XXIII


De forme sensiblement carrée, assez élevée de plafond, la chambre de Colin prenait jour sur le dehors par une baie de cinquante centimètres de haut qui courait sur toute la longueur du mur à un mètre vingt du sol environ. Le plancher était recouvert d’un épais tapis orange clair et les murs tendus de cuir naturel.

Le lit ne reposait pas sur le tapis, mais sur une plate-forme à mi-hauteur du mur. On y accédait par une petite échelle de chêne syracusé garnie de cuivre rouge blanc. La niche formée sur la plate-forme, sous le lit, servait de boudoir. Il s’y trouvait des livres et des fauteuils confortables, et la photographie du Dalaï-Lama.

Colin dormait encore. Chloé venait de se réveiller et le regardait. Elle avait les cheveux en désordre et paraissait encore plus jeune. Il ne restait, sur le lit, qu’un drap, celui de dessous, le reste avait voltigé dans toute la pièce, bien chauffée par des pompes à feu. Elle était maintenant assise, les genoux remontés sous le menton, et se frottait les yeux, puis s’étira et se laissa retomber en arrière et l’oreiller s’infléchit sous son poids.

Colin était étendu à plat ventre, les bras autour de son traversin, et bavait comme un vieux bébé. Chloé se mit à rire et s’agenouilla à côté de lui pour le secouer vigoureusement. Il se réveilla, se souleva sur les poignets, s’assit et l’embrassa avant d’ouvrir les yeux. Chloé se laissa faire avec une certaine complaisance, le guidant vers les places de choix. Elle avait une peau ambrée et savoureuse comme de la pâte d’amandes.

La souris grise à moustaches noires grimpa le long de l’échelle et vint les avertir que Nicolas attendait. Ils se rappelèrent le voyage et bondirent hors du lit.
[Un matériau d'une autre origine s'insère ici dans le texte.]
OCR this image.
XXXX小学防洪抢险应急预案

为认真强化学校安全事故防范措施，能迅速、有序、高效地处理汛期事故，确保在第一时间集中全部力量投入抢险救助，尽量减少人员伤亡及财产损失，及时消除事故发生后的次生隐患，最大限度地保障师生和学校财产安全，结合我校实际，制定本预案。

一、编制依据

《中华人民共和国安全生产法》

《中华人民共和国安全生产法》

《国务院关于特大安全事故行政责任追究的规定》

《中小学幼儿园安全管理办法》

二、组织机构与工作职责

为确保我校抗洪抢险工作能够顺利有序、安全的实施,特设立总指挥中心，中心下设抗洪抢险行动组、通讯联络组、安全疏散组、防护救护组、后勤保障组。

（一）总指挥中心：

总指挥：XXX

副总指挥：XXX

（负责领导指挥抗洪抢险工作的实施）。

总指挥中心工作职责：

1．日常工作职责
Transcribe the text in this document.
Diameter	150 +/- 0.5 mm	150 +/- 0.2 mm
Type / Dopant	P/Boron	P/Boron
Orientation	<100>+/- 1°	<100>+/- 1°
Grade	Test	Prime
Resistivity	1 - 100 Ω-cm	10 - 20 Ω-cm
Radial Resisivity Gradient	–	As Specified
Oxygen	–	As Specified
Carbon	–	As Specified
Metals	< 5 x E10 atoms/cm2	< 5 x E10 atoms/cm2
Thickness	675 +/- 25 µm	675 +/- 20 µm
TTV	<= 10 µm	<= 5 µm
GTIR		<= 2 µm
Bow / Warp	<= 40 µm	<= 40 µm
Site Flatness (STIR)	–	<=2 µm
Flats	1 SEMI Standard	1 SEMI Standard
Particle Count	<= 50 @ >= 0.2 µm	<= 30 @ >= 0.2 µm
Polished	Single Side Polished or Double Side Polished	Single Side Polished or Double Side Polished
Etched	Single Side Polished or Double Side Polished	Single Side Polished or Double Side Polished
La souris profitait de leur inattention pour puiser largement dans une grosse boîte de chocolats à la sapote qui se trouvait au chevet du lit.

Ils firent promptement leur toilette, mirent des costumes assortis et se hâtèrent vers la cuisine. Nicolas les avait invités à prendre le petit déjeuner dans son domaine. La souris les suivit et s’arrêta dans le couloir. Elle voulait voir pourquoi les soleils n’entraient pas aussi bien que d’habitude, et les engueuler à l’occasion.

« Alors, dit Nicolas, vous avez bien dormi ? »

Les yeux de Nicolas étaient cernés et son teint plus ou moins brouillé.

« Très bien, dit Chloé, qui se laissa tomber sur une chaise, car elle avait du mal à se tenir debout.

– Et toi ? demanda Colin qui glissa et se retrouva assis par terre, sans faire aucun effort pour se rattraper.

– Moi, dit Nicolas, j’ai raccompagné Isis chez elle, et elle m’a fait boire, comme il se doit.

– Ses parents n’étaient pas là ? demanda Chloé.

– Non, dit Nicolas. Il y avait juste ses deux cousines, et elles ont absolument voulu que je reste.

– Elles avaient quel âge ? demanda Colin insidieusement.

– Je ne sais pas, dit Nicolas. Mais, au toucher, je donnerais seize ans à l’une et dix-huit ans à l’autre.

– Tu as passé la nuit là-bas ? demanda Colin.

– Euh !… dit Nicolas… Elles étaient toutes les trois un peu éméchées, alors… j’ai dû les mettre au lit. Le lit d’Isis est très grand… Il y avait encore une place. Je n’ai pas voulu vous réveiller, alors, j’ai dormi avec elles.

– Dormi ?… dit Chloé… Le lit devait être très dur parce que tu as bien mauvaise mine… »

Nicolas toussa d’une façon peu naturelle et s’affaira autour des appareils électriques.

« Goûtez ça », dit-il pour changer la conversation.

C’étaient des abricots fourrés aux dattes et aux pruneaux dans un sirop onctueux et caramélisé sur le dessus.

« Est-ce que tu pourras conduire ? demanda Colin.

– J’essaierai, dit Nicolas.

– C’est bon, ça, dit Chloé. Prends-en avec nous, Nicolas.

– Je préfère quelque chose de plus remontant », dit Nicolas.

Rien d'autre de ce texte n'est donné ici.